Lonely, destitute, he looked around him from the vantage point of the hilltop. The view had changed in the last twenty years; briefly he remembered vast open spaces, above which had been unsullied blue skies and multitudes of birds that sang down at him. He sighed and turned his back on the ravaged landscape. Walking stiffly down the slope, he remembered when his mother first took him up there. His father, busy with the never-ending task of breadwinner, had become embittered over the years and turned inward from his family, preferring to dwell instead on the impossibilities of escaping the job of coalminer in the mines over the hills. His mother, never one to deny him a treat, had decided to show him world around them, before he had a chance to see life as his father did.

He remembered himself as a fresh faced seven-year-old boy, happy to be in his mother’s company. Her laughing, smiling face bore no sign of the hard work she did, only the faded laughter lines betrayed her age. Her hands, smoother now that they were out of dishwater, beckoned him as she showed him primroses and daffodils and taught him to distinguish between the cries of sparrows and bluebirds. Growing up on a farm, she knew scores of information that would take the interest of an inquisitive young boy.

Looking with his minds eye, he turned back, and instead of the torn landscape, he saw with his heart the wispy clouds, the waves of different shades of green as the fresh breeze blew through the grass. He closed his eyes and felt the breeze on his skin, heard the trickling of a stream, the bleat of a newborn lamb. As he opened his eyes, he felt his heart wrench at the devastation in front of him.

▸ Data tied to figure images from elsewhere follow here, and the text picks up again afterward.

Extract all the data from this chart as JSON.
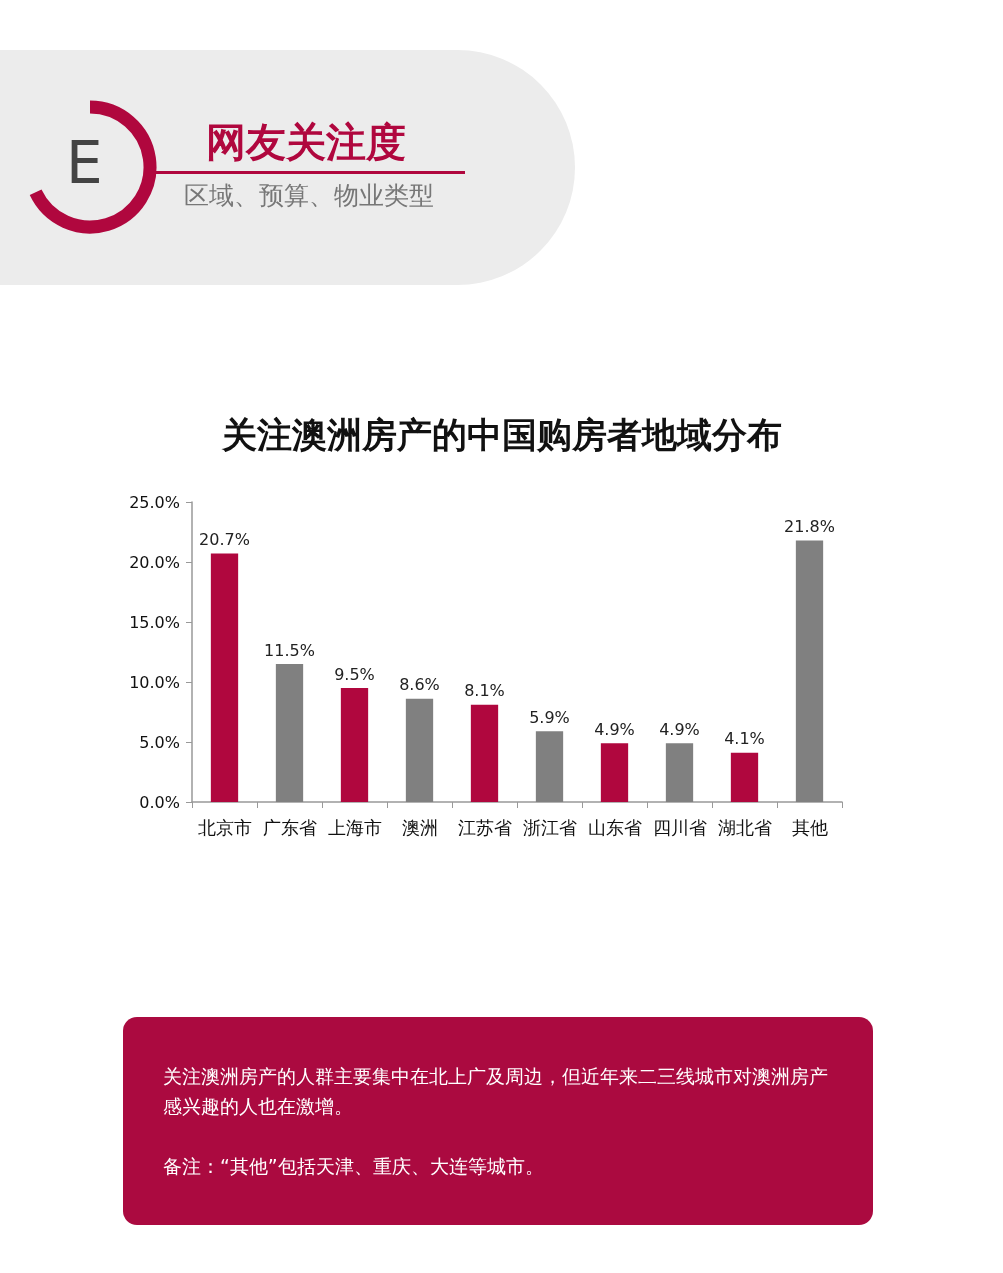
{
  "chart_data": {
    "type": "bar",
    "title": "关注澳洲房产的中国购房者地域分布",
    "categories": [
      "北京市",
      "广东省",
      "上海市",
      "澳洲",
      "江苏省",
      "浙江省",
      "山东省",
      "四川省",
      "湖北省",
      "其他"
    ],
    "values": [
      20.7,
      11.5,
      9.5,
      8.6,
      8.1,
      5.9,
      4.9,
      4.9,
      4.1,
      21.8
    ],
    "colors": [
      "#b0073e",
      "#808080",
      "#b0073e",
      "#808080",
      "#b0073e",
      "#808080",
      "#b0073e",
      "#808080",
      "#b0073e",
      "#808080"
    ],
    "value_labels": [
      "20.7%",
      "11.5%",
      "9.5%",
      "8.6%",
      "8.1%",
      "5.9%",
      "4.9%",
      "4.9%",
      "4.1%",
      "21.8%"
    ],
    "ylim": [
      0,
      25
    ],
    "yticks": [
      {
        "value": 0,
        "label": "0.0%"
      },
      {
        "value": 5,
        "label": "5.0%"
      },
      {
        "value": 10,
        "label": "10.0%"
      },
      {
        "value": 15,
        "label": "15.0%"
      },
      {
        "value": 20,
        "label": "20.0%"
      },
      {
        "value": 25,
        "label": "25.0%"
      }
    ],
    "annotations": [
      "E",
      "网友关注度",
      "区域、预算、物业类型",
      "关注澳洲房产的人群主要集中在北上广及周边，但近年来二三线城市对澳洲房产感兴趣的人也在激增。",
      "备注：“其他”包括天津、重庆、大连等城市。"
    ]
  }
}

Everywhere he looked, there was the inescapable grey of modern life. Grey buildings, grey roads, grey clouds. Pollution billowed from the factories and houses alike, the only green in sight enclosed in designated areas and carefully manicured so they did not grow forth to spoil the carefully designed surroundings. Grey people trundling through their lives enclosed in little boxes, speeding from one building to the next, panicked that a minute missed could never be recovered, never salvaged. No one had time to just sit and be, to appreciate what nature had provided for us. Instead, they preferred to cover it, to pretend they were the masters of their own universe. To pretend that nature was content for them to rape and spoil and ravage the earth without any consequences.

With a shake of his head, he stood taller and straightened his shoulders. Armed with memories from the past and dim hope for the future, he felt that if the alert was sounded early enough, they could deter nature from the annihilation of those that were destroying Her. He turned, and with both hope and despair clouding his thoughts, made his way down the path.